Элисворт Хоппин вернется к своей невесте. В комнате инженера Ксавье много цветов, бутылок и чертежей; на стене, за рабочим столом, висят пачки неоплаченных счетов: так в Доме инвалидов висят забытые — когда-то славные — знамена. Играет граммофон под сурдинку: холодная тоска утерянных чувств. Зина Каплун отстраняет руку Ксавье, хочет крикнуть, встать и уйти, но снова откидывается на диван, шепчет:
— Только, пожалуйста… без сантиментов.
И закрывает глаза.
День. Синяя тяжесть, опускаясь к земле, сжимает накаленный воздух. Потный Париж, в ночных туфлях, в подтяжках, без галстука, пробавляется пивом и лимонадом, лениво слушая радиосплетни…
В голубом, изнуряющем зное, на кирпично-красных прямоугольниках теннисной площадки чемпион мира теряет свое первенство. С верхних рядов трибун видны на дне воронки крохотные существа, подобные белым бабочкам, перелетающим с кратчайшими остановками (запятые, точки, восклицательные знаки полетов) с места на место по красно-коричневому полю, разграфленному белыми линиями. Чем ниже спускаться по рядам, тем вещественнее становятся белые очертания игроков, тем человечнее их движение, полеты расчленяются на бег и на прыжки, певучий звон мячей о ракеты все точнее совпадает с видимым моментом удара. С середины трибун уже различимы напряженные мускулы коричневых рук, прозрачность намокших рубах на спине, сосредоточенность взглядов. Внизу, у барьера, над самой площадкой, игроки окончательно преображаются в живых людей, загорелых и стремительных; мускулы вздрагивают на скулах, пот стекает по лицам, блестит на носу, на губах, струится от локтей по жилистым рукам к ракете.
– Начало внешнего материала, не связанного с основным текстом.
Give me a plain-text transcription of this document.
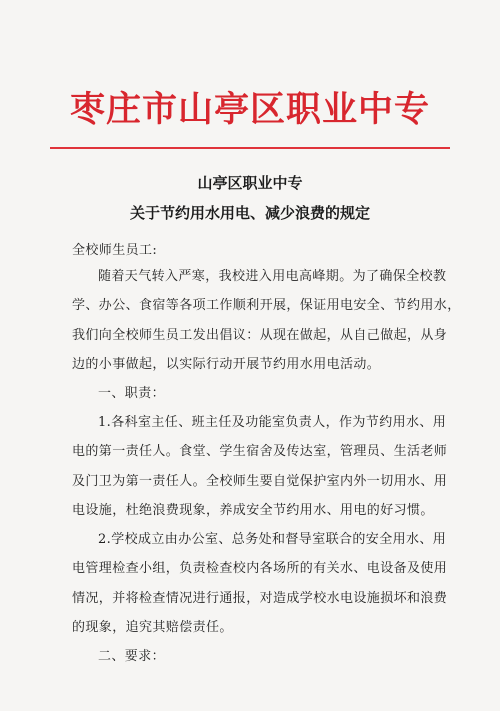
枣庄市山亭区职业中专
山亭区职业中专
关于节约用水用电、减少浪费的规定
全校师生员工:
随着天气转入严寒，我校进入用电高峰期。为了确保全校教
学、办公、食宿等各项工作顺利开展，保证用电安全、节约用水，
我们向全校师生员工发出倡议：从现在做起，从自己做起，从身
边的小事做起，以实际行动开展节约用水用电活动。
一、职责：
1.各科室主任、班主任及功能室负责人，作为节约用水、用
电的第一责任人。食堂、学生宿舍及传达室，管理员、生活老师
及门卫为第一责任人。全校师生要自觉保护室内外一切用水、用
电设施，杜绝浪费现象，养成安全节约用水、用电的好习惯。
2.学校成立由办公室、总务处和督导室联合的安全用水、用
电管理检查小组，负责检查校内各场所的有关水、电设备及使用
情况，并将检查情况进行通报，对造成学校水电设施损坏和浪费
的现象，追究其赔偿责任。
二、要求：
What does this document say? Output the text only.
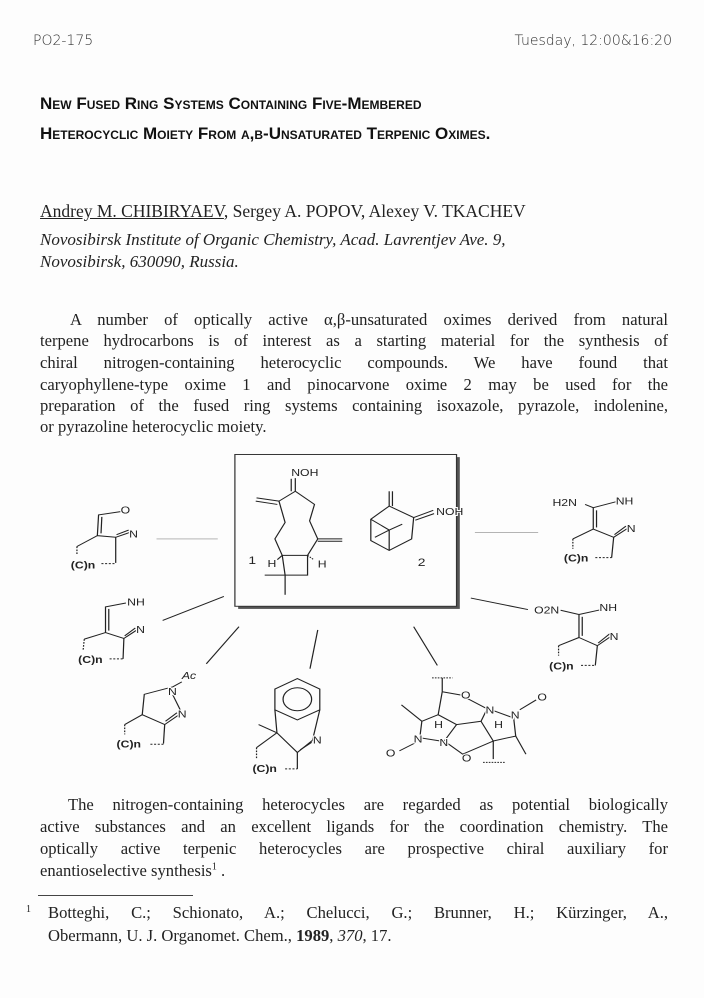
PO2-175	Tuesday, 12:00&16:20
New Fused Ring Systems Containing Five-Membered
Heterocyclic Moiety From α,β-Unsaturated Terpenic Oximes.
Andrey M. CHIBIRYAEV, Sergey A. POPOV, Alexey V. TKACHEV
Novosibirsk Institute of Organic Chemistry, Acad. Lavrentjev Ave. 9,
Novosibirsk, 630090, Russia.
A number of optically active α,β-unsaturated oximes derived from natural
terpene hydrocarbons is of interest as a starting material for the synthesis of
chiral nitrogen-containing heterocyclic compounds. We have found that
caryophyllene-type oxime 1 and pinocarvone oxime 2 may be used for the
preparation of the fused ring systems containing isoxazole, pyrazole, indolenine,
or pyrazoline heterocyclic moiety.
NOH
1 H H
NOH
2
O
N
(C)n
NH
N
(C)n
H2N NH
N
(C)n
O2N NH
N
(C)n
Ac
N
N
(C)n	N
(C)n
O
N N
O
H H
N N
O O
The nitrogen-containing heterocycles are regarded as potential biologically
active substances and an excellent ligands for the coordination chemistry. The
optically active terpenic heterocycles are prospective chiral auxiliary for
enantioselective synthesis$^1$ .
1 Botteghi, C.; Schionato, A.; Chelucci, G.; Brunner, H.; Kürzinger, A.,
Obermann, U. J. Organomet. Chem., 1989, 370, 17.
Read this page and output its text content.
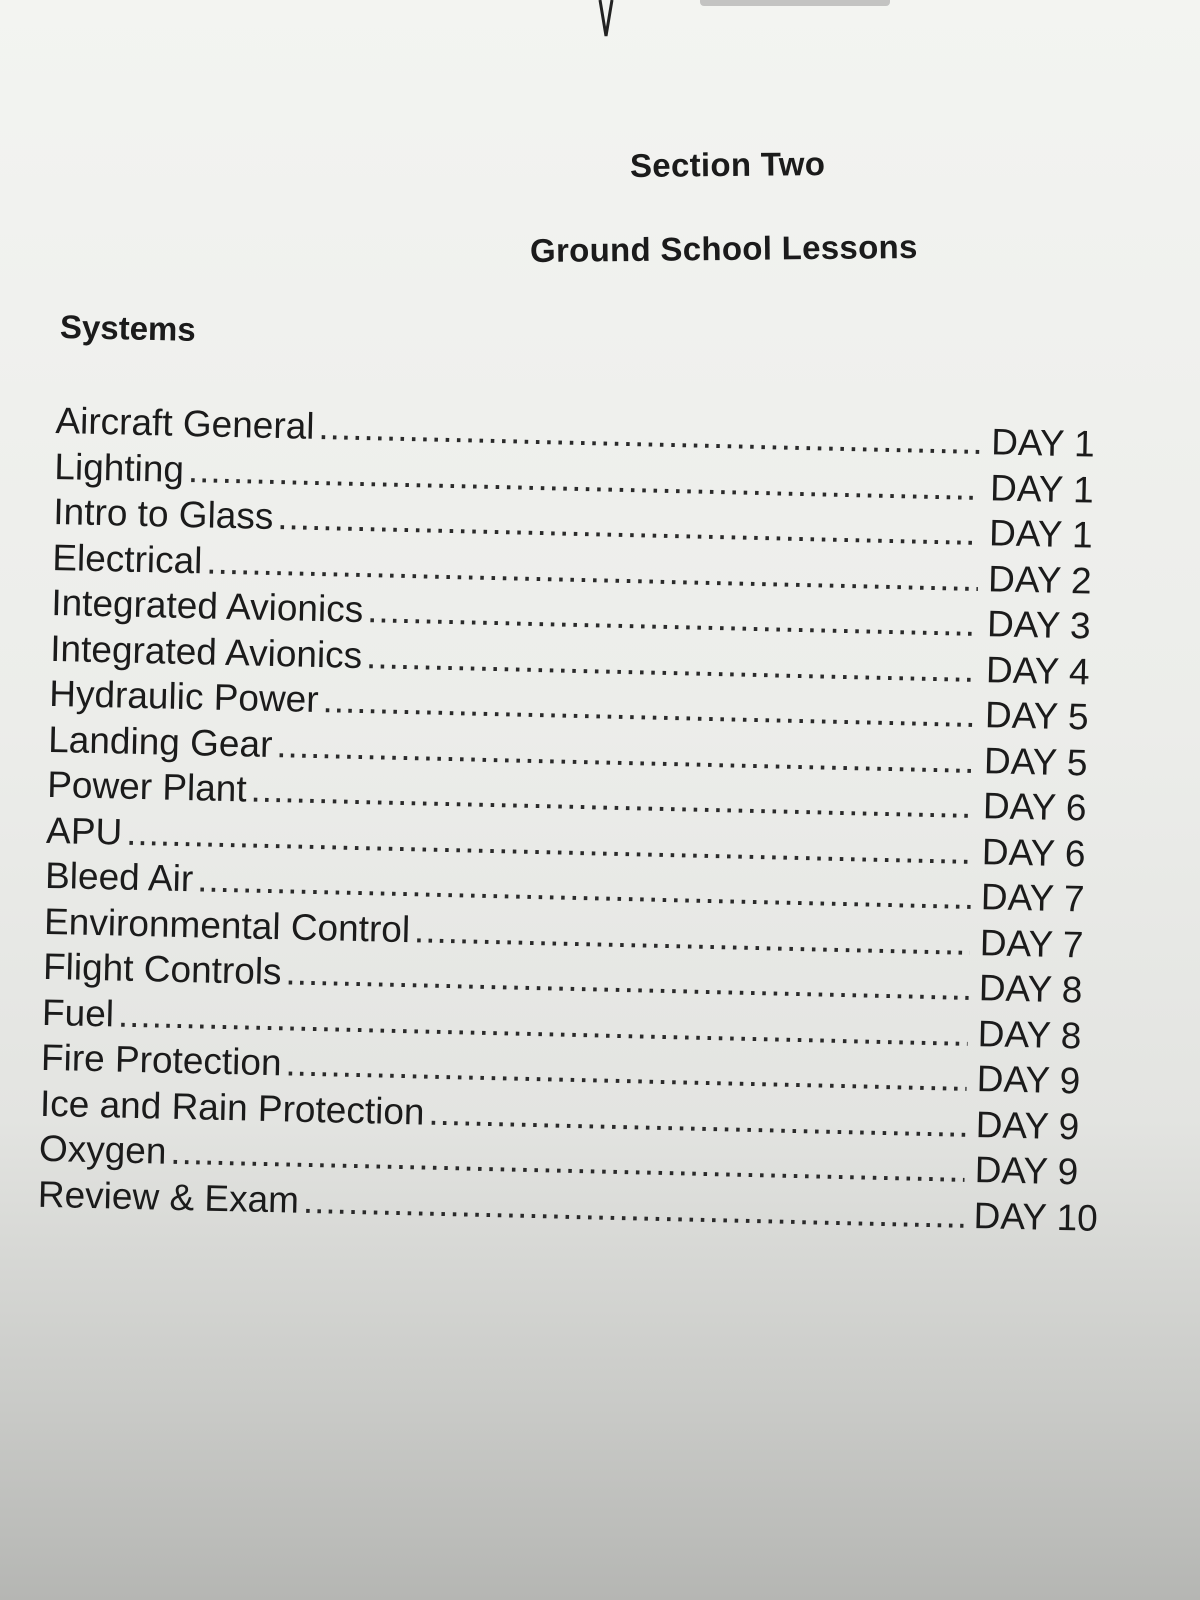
Section Two
Ground School Lessons
Systems
Aircraft General .....	DAY 1
Lighting .....	DAY 1
Intro to Glass .....	DAY 1
Electrical .....	DAY 2
Integrated Avionics .....	DAY 3
Integrated Avionics .....	DAY 4
Hydraulic Power .....	DAY 5
Landing Gear .....	DAY 5
Power Plant .....	DAY 6
APU .....	DAY 6
Bleed Air .....	DAY 7
Environmental Control .....	DAY 7
Flight Controls .....	DAY 8
Fuel .....	DAY 8
Fire Protection .....	DAY 9
Ice and Rain Protection .....	DAY 9
Oxygen .....	DAY 9
Review & Exam .....	DAY 10
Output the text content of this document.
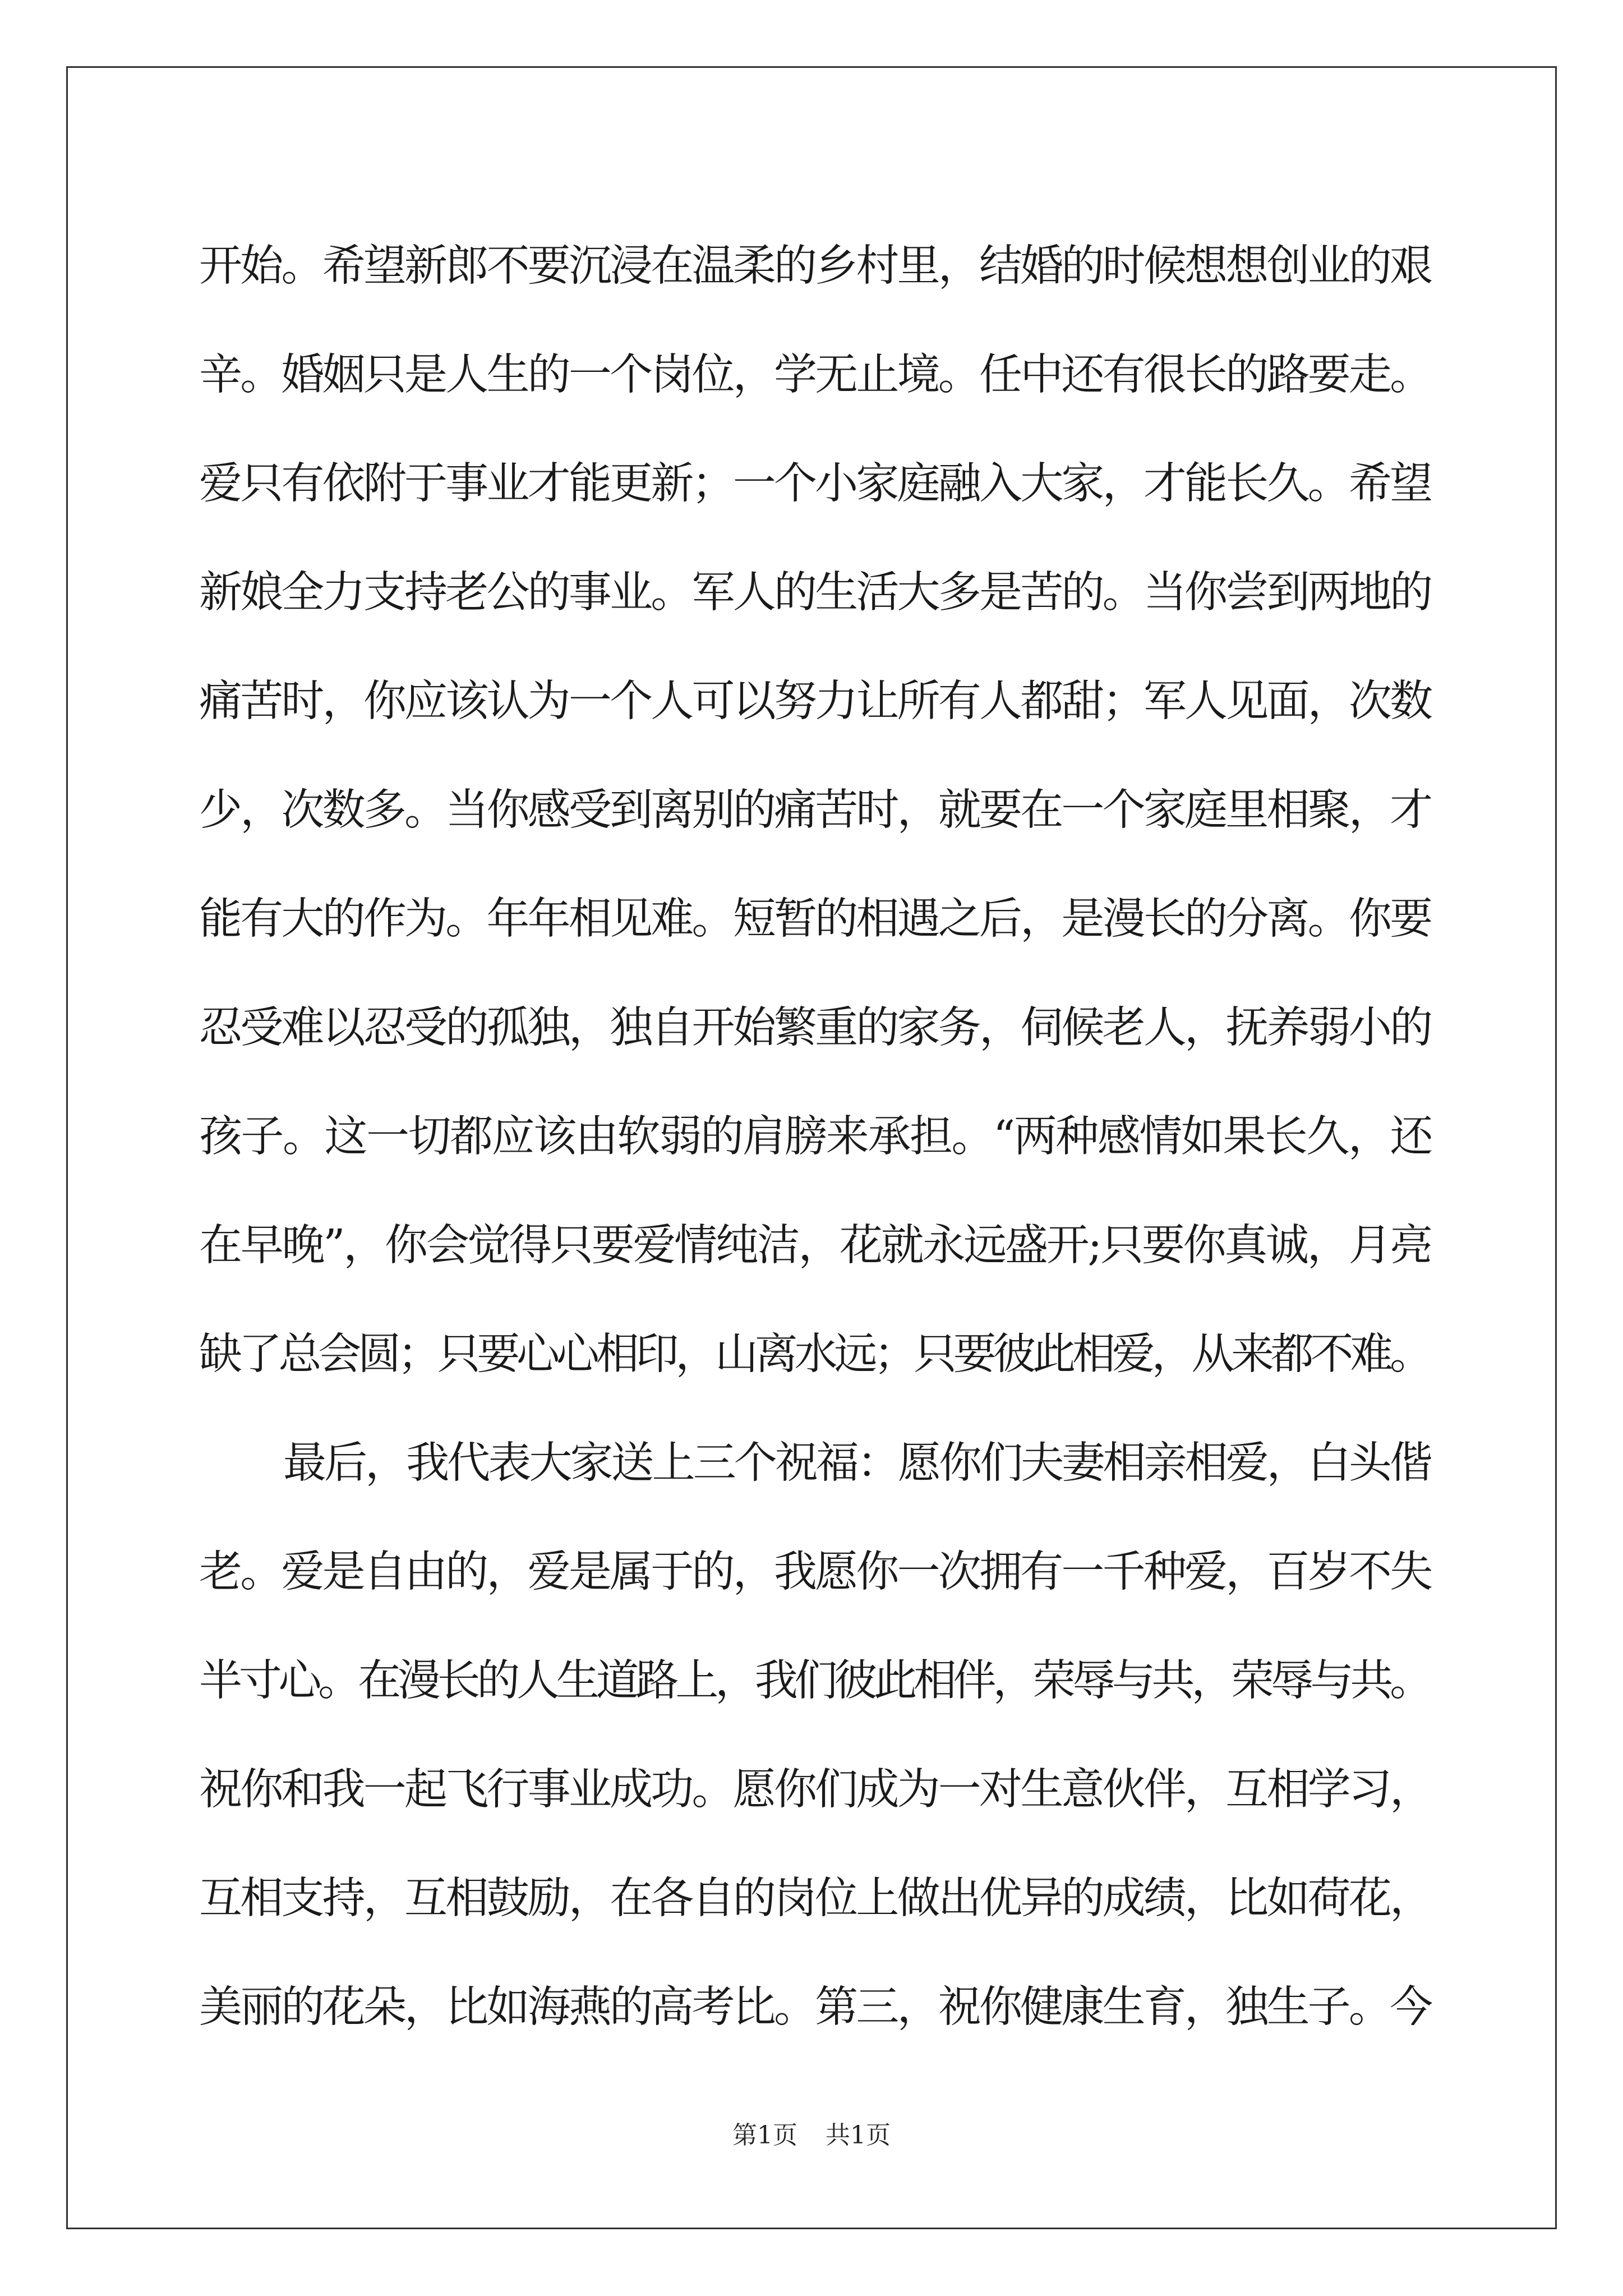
开始。希望新郎不要沉浸在温柔的乡村里，结婚的时候想想创业的艰
辛。婚姻只是人生的一个岗位，学无止境。任中还有很长的路要走。
爱只有依附于事业才能更新；一个小家庭融入大家，才能长久。希望
新娘全力支持老公的事业。军人的生活大多是苦的。当你尝到两地的
痛苦时，你应该认为一个人可以努力让所有人都甜；军人见面，次数
少，次数多。当你感受到离别的痛苦时，就要在一个家庭里相聚，才
能有大的作为。年年相见难。短暂的相遇之后，是漫长的分离。你要
忍受难以忍受的孤独，独自开始繁重的家务，伺候老人，抚养弱小的
孩子。这一切都应该由软弱的肩膀来承担。“两种感情如果长久，还
在早晚”，你会觉得只要爱情纯洁，花就永远盛开;只要你真诚，月亮
缺了总会圆；只要心心相印，山离水远；只要彼此相爱，从来都不难。
最后，我代表大家送上三个祝福：愿你们夫妻相亲相爱，白头偕
老。爱是自由的，爱是属于的，我愿你一次拥有一千种爱，百岁不失
半寸心。在漫长的人生道路上，我们彼此相伴，荣辱与共，荣辱与共。
祝你和我一起飞行事业成功。愿你们成为一对生意伙伴，互相学习，
互相支持，互相鼓励，在各自的岗位上做出优异的成绩，比如荷花，
美丽的花朵，比如海燕的高考比。第三，祝你健康生育，独生子。今
第1页 共1页
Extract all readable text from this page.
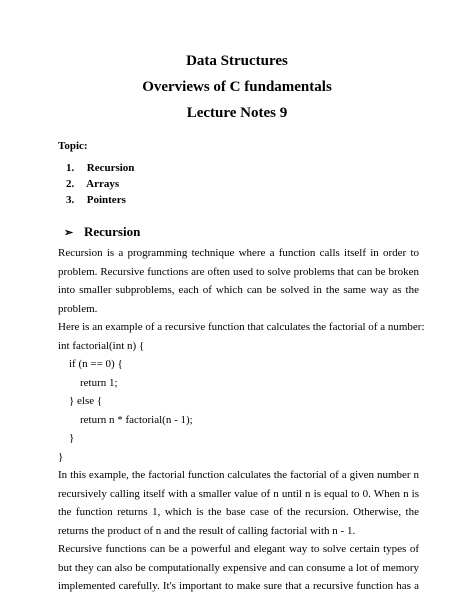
Data Structures
Overviews of C fundamentals
Lecture Notes 9
Topic:
1. Recursion
2. Arrays
3. Pointers
➢ Recursion
Recursion is a programming technique where a function calls itself in order to
problem. Recursive functions are often used to solve problems that can be broken
into smaller subproblems, each of which can be solved in the same way as the
problem.
Here is an example of a recursive function that calculates the factorial of a number:
int factorial(int n) {
if (n == 0) {
return 1;
} else {
return n * factorial(n - 1);
}
}
In this example, the factorial function calculates the factorial of a given number n
recursively calling itself with a smaller value of n until n is equal to 0. When n is
the function returns 1, which is the base case of the recursion. Otherwise, the
returns the product of n and the result of calling factorial with n - 1.
Recursive functions can be a powerful and elegant way to solve certain types of
but they can also be computationally expensive and can consume a lot of memory
implemented carefully. It's important to make sure that a recursive function has a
Игрок, в погоне за мячом, наскочил на барьер; капли пота, сорвавшись с волос, упали на лицо сидевшей в первому ряду девушки, — орошенная, она счастливо засмеялась: перед ней в удивительной близости разогнулся коричневый атлет.
В перерыве (пока арабы, похожие на Бен Аршана, причесывали, приглаживали, принаряжали кирпично-красную площадку, измятую и растрепанную борьбой, как лицо боксера; пока возбужденные толпы переливались по лестницам трибун в зелень, в шуршавший гравий парка, к лимонадным павильонам, в открытые террасы буфета и снова вверх по лестницам, по узким горлышкам леек, чтобы, опрокинувшись, разбрызгаться по трибунам; пока неистовые горлодеры, в белых халатах, бросая зрителям цветные фунтики мятной карамели, ловили двухфранковики, подобно чайкам, что с озорным ребяческим криком перехватывают на лету бросаемые с палубы подачки; пока орали громкоговорители, сообщая спортивные новости дня и, вдруг, три раза подряд, настойчиво и упорно предложив доктору Тиссьеру немедленно выехать по такому-то адресу; пока продымилось внезапно возникшее над флагом прозрачное облачко; пока архитектор Сережа Милютин, за которого уплатил Ксавье, цедил из бутылки морозный лимонад, стоя без пиджака в боковых рядах трибуны), в эти четверть часа перерыва чемпион мира, после массажа и обтирания переодевшийся, причесанный и приглаженный, как теннисная площадка, шутил с друзьями, рассеянно выслушивал советы и уверял газетных репортеров в очевидности своей победы.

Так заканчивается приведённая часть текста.